Con un reparto impecable, encabezado por un David Verdaguer que de nuevo vuelve a demostrarnos que pocos como él saben encarnar esa mezcla tan masculina de autocontrol y fragilidad, y en el que brillan todas y todos, desde la niña interpretada por la hija del director a un Miguel Ángel Rellán que nos regala uno de los más bellos epílogos del cine reciente, La casa está construida sobre los pequeños detalles, como si abriéramos una de esas cajas de latón en que las abuelas guardaban desde botones hasta estampitas. Gracias a unas vueltas hacia atrás, en la que cambia el formato de la imagen, como si realmente hiciéramos por apenas unos minutos un viaje en el tiempo, el director nos ofrece un relato completo de lo que fue y de lo que faltó, de la difícil que es crecer y romper, de la trabajosa tarea de convivir en armonía a partir de las diferencias. De lo complicado que es, desde un útero compartido (en este caso, la madre ya no está pero no ha dejado de estar), crecer hacia universos diferentes. En fin, un retrato emocionado y emocionante sobre ese trabajo de orfebrería, siempre a punto de quebrarse, que es la familia. Un lugar también de egoísmos, envidias y competiciones, de hermandades frágiles, de abrazos por dar. Unas experiencias que hoy se vuelven más retorcidas porque nos hemos dado unas vidas que son incompatibles con los tiempos del cuidado.
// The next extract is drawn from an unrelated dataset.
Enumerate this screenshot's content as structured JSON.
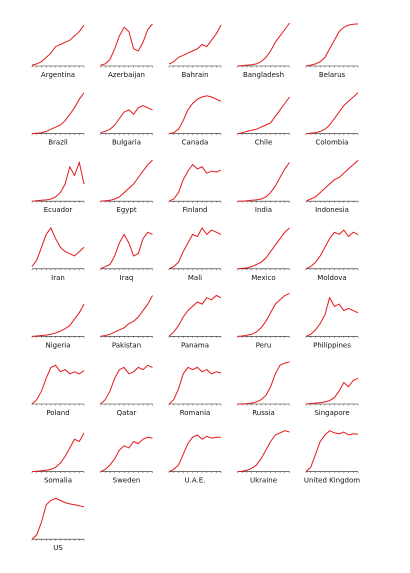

La casa, que a veces te lleva a unas lágrimas sanadoras, de esas que tienen que ver con los nudos que el propio espectador no ha conseguido deshacer con respecto a sí mismo y su familia, es al fin una película sobre las múltiples aristas que supone conjugar en todos sus tiempos el verbo cuidar. De ahí que nos hable sobre la paciencia, sobre la escucha, sobre la empatía, sobre otra manera de entender el tiempo que poco o nada tiene que ver con la que hoy nos están volviendo locos. El tiempo de los huertos, de los pasos lentos del viejo, de los aprendizajes de una niña, de la aventura de enamorarse. La casa como ese refugio con goteras, en el que no siempre el olor a gambas vence al de la humedad, pero en el que acabamos descubriendo el esqueleto que sostiene nuestras emociones. Ese lugar en el que, como diría Santiago Alba Rico, ponemos cuerpos a la moral, bajándola de las nubes y haciéndola terrestre. Como si la vida humana recuperara el valor de los injertos, el frescor de las naranjas y el poder de las manos para construir y tocar(nos).